César se acercó a una distancia prudencial, la suficiente para no tener que levantar la voz. Sus lictores se habían apartado un par de pasos a ambos lados.

—Sólo mencionas a Ptolomeo. ¿Qué hay de la reina Cleopatra, su hermana y esposa?

Hermócrates tragó saliva, nervioso. César tenía la impresión de que aquel hombre estaba «lamiendo la letrina», como decían en la jerga del ejército para referirse a alguien que se veía obligado a realizar una tarea desagradable que no le correspondía.

—No sé de qué me hablas. Ese matrimonio nunca ha existido. No hay más rey legítimo que Ptolomeo.

—Como tú quieras, Hermócrates. Dime, ¿hay más barcos romanos en Alejandría?
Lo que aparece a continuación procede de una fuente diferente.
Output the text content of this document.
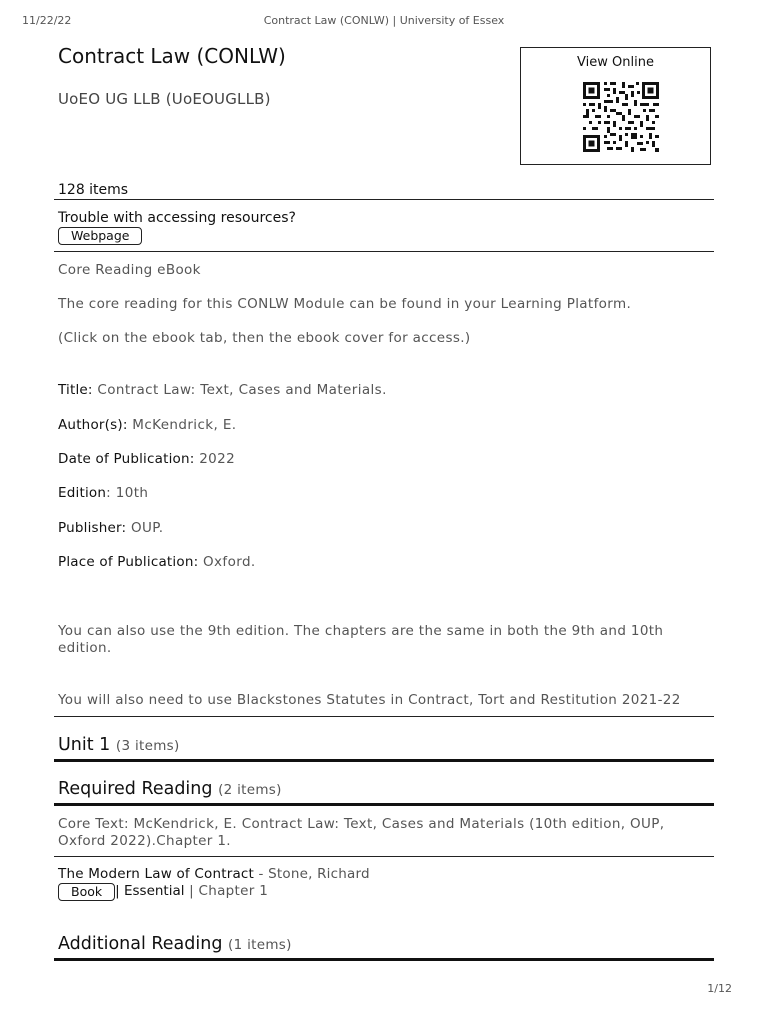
11/22/22	Contract Law (CONLW) | University of Essex
Contract Law (CONLW)
UoEO UG LLB (UoEOUGLLB)
View Online
128 items
Trouble with accessing resources?
Webpage
Core Reading eBook
The core reading for this CONLW Module can be found in your Learning Platform.
(Click on the ebook tab, then the ebook cover for access.)
Title: Contract Law: Text, Cases and Materials.
Author(s): McKendrick, E.
Date of Publication: 2022
Edition: 10th
Publisher: OUP.
Place of Publication: Oxford.
You can also use the 9th edition. The chapters are the same in both the 9th and 10th edition.
You will also need to use Blackstones Statutes in Contract, Tort and Restitution 2021-22
Unit 1 (3 items)
Required Reading (2 items)
Core Text: McKendrick, E. Contract Law: Text, Cases and Materials (10th edition, OUP, Oxford 2022).Chapter 1.
The Modern Law of Contract - Stone, Richard
Book | Essential | Chapter 1
Additional Reading (1 items)
1/12
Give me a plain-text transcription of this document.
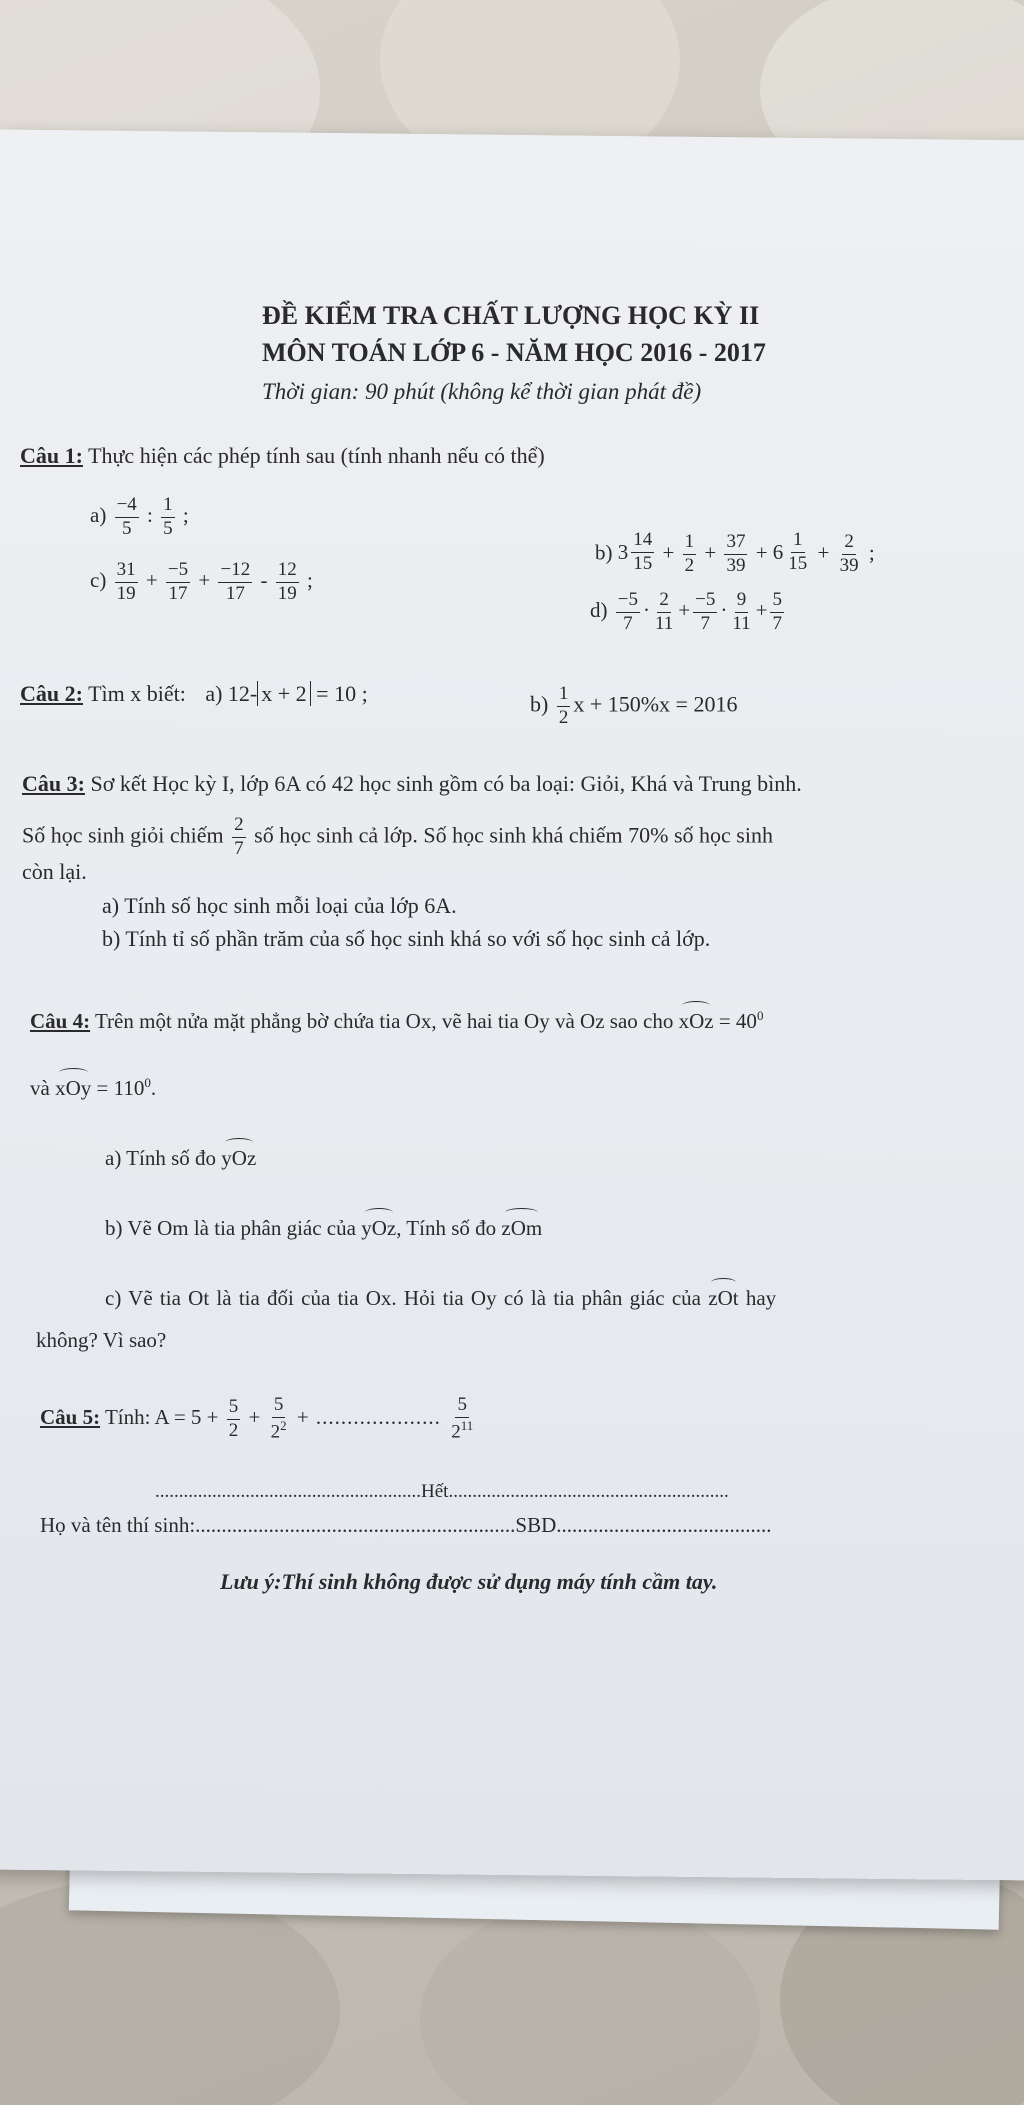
ĐỀ KIỂM TRA CHẤT LƯỢNG HỌC KỲ II
MÔN TOÁN LỚP 6 - NĂM HỌC 2016 - 2017
Thời gian: 90 phút (không kể thời gian phát đề)
Câu 1: Thực hiện các phép tính sau (tính nhanh nếu có thể)
$a) \frac{-4}{5}$ : $\frac{1}{5}$ ;
b) 3
14
$15 + \frac{1}{2} + \frac{37}{39} + 6$
1
$15 + \frac{2}{39}$ ;
$c) \frac{31}{19} + \frac{-5}{17} + \frac{-12}{17} - \frac{12}{19}$ ;
$d) \frac{-5}{7} \cdot \frac{2}{11} + \frac{-5}{7} \cdot \frac{9}{11} + \frac{5}{7}$
Câu 2: Tìm x biết: a) 12- x + 2 = 10 ;	$b) \frac{1}{2}$ x + 150%x = 2016
Câu 3: Sơ kết Học kỳ I, lớp 6A có 42 học sinh gồm có ba loại: Giỏi, Khá và Trung bình.
Số học sinh giỏi chiếm $\frac{2}{7}$ số học sinh cả lớp. Số học sinh khá chiếm 70% số học sinh
còn lại.
a) Tính số học sinh mỗi loại của lớp 6A.
b) Tính tỉ số phần trăm của số học sinh khá so với số học sinh cả lớp.
Câu 4: Trên một nửa mặt phẳng bờ chứa tia Ox, vẽ hai tia Oy và Oz sao cho xOz = $40^0$
và xOy = $110^0$.
a) Tính số đo yOz
b) Vẽ Om là tia phân giác của yOz, Tính số đo zOm
c) Vẽ tia Ot là tia đối của tia Ox. Hỏi tia Oy có là tia phân giác của zOt hay
không? Vì sao?
Câu 5: Tính: $A = 5 + \frac{5}{2} + \frac{5}{2^2}$ + .................... $\frac{5}{2^{11}}$
........................................................Hết...........................................................
Họ và tên thí sinh:.............................................................SBD.........................................
Lưu ý:Thí sinh không được sử dụng máy tính cầm tay.
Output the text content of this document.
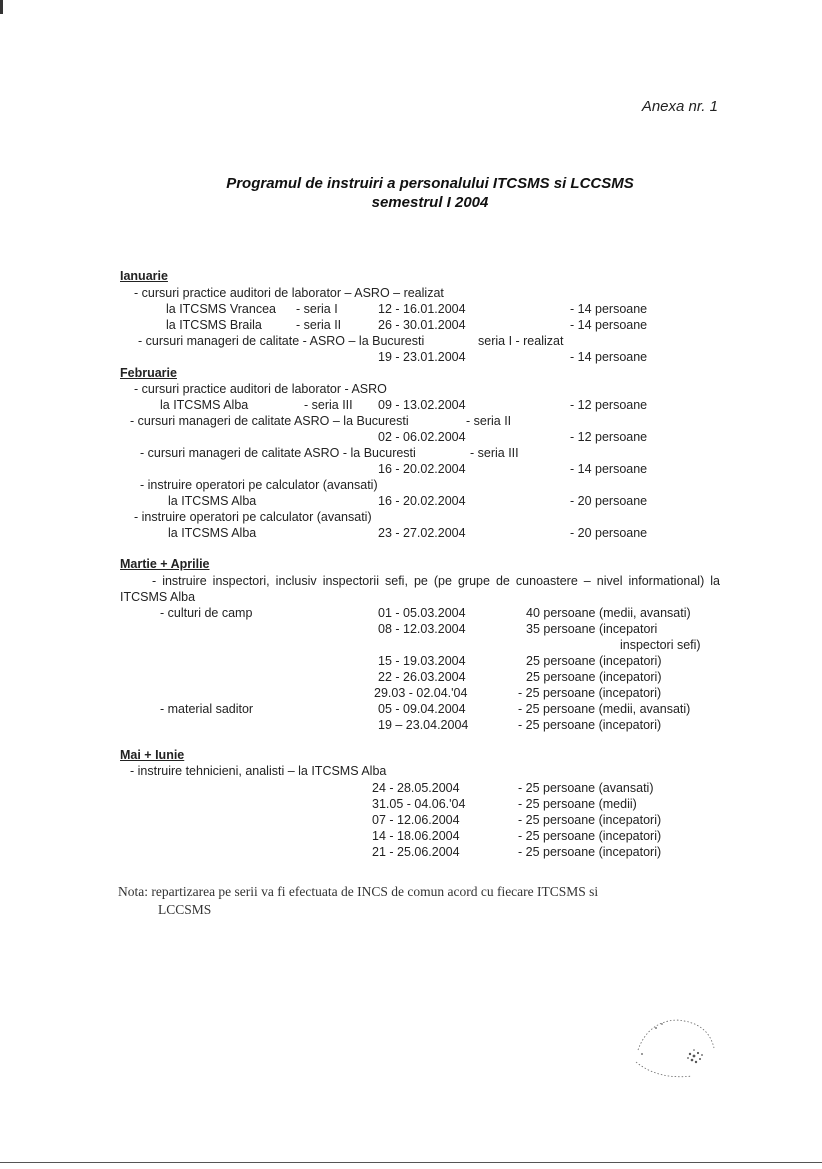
Anexa nr. 1
Programul de instruiri a personalului ITCSMS si LCCSMS
semestrul I 2004
Ianuarie
- cursuri practice auditori de laborator – ASRO – realizat
la ITCSMS Vrancea - seria I	12 - 16.01.2004	- 14 persoane
la ITCSMS Braila	- seria II	26 - 30.01.2004	- 14 persoane
- cursuri manageri de calitate - ASRO – la Bucuresti	seria I - realizat
19 - 23.01.2004	- 14 persoane
Februarie
- cursuri practice auditori de laborator - ASRO
la ITCSMS Alba	- seria III 09 - 13.02.2004	- 12 persoane
- cursuri manageri de calitate ASRO – la Bucuresti	- seria II
02 - 06.02.2004	- 12 persoane
- cursuri manageri de calitate ASRO - la Bucuresti	- seria III
16 - 20.02.2004	- 14 persoane
- instruire operatori pe calculator (avansati)
la ITCSMS Alba	16 - 20.02.2004	- 20 persoane
- instruire operatori pe calculator (avansati)
la ITCSMS Alba	23 - 27.02.2004	- 20 persoane
Martie + Aprilie
- instruire inspectori, inclusiv inspectorii sefi, pe (pe grupe de cunoastere – nivel informational) la ITCSMS Alba
- culturi de camp	01 - 05.03.2004	40 persoane (medii, avansati)
08 - 12.03.2004	35 persoane (incepatori
inspectori sefi)
15 - 19.03.2004	25 persoane (incepatori)
22 - 26.03.2004	25 persoane (incepatori)
29.03 - 02.04.'04	- 25 persoane (incepatori)
- material saditor	05 - 09.04.2004	- 25 persoane (medii, avansati)
19 – 23.04.2004	- 25 persoane (incepatori)
Mai + Iunie
- instruire tehnicieni, analisti – la ITCSMS Alba
24 - 28.05.2004	- 25 persoane (avansati)
31.05 - 04.06.'04	- 25 persoane (medii)
07 - 12.06.2004	- 25 persoane (incepatori)
14 - 18.06.2004	- 25 persoane (incepatori)
21 - 25.06.2004	- 25 persoane (incepatori)
Nota: repartizarea pe serii va fi efectuata de INCS de comun acord cu fiecare ITCSMS si
LCCSMS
—Esta ciudad es la más rica del mundo. Todos los días llegan más de mil barcos a Alejandría. Seguro que hay muchos romanos entre ellos. Pregúntale al capitán del puerto, no a mí.

César se acercó otro paso. Le sacaba media cuarta al oficial y se enderezó aún más para resaltar esa diferencia de estatura.

—Hermócrates, si ese necio comentario se debe a pura ineptitud, dile a tu general Aquilas que busque a otro hombre más inteligente. Si pretendías ser sarcástico, te aconsejo que conmigo te guardes tu sentido del humor en el mismo sitio del que parecen brotar tus pensamientos. ¿He de explicarte cuál es?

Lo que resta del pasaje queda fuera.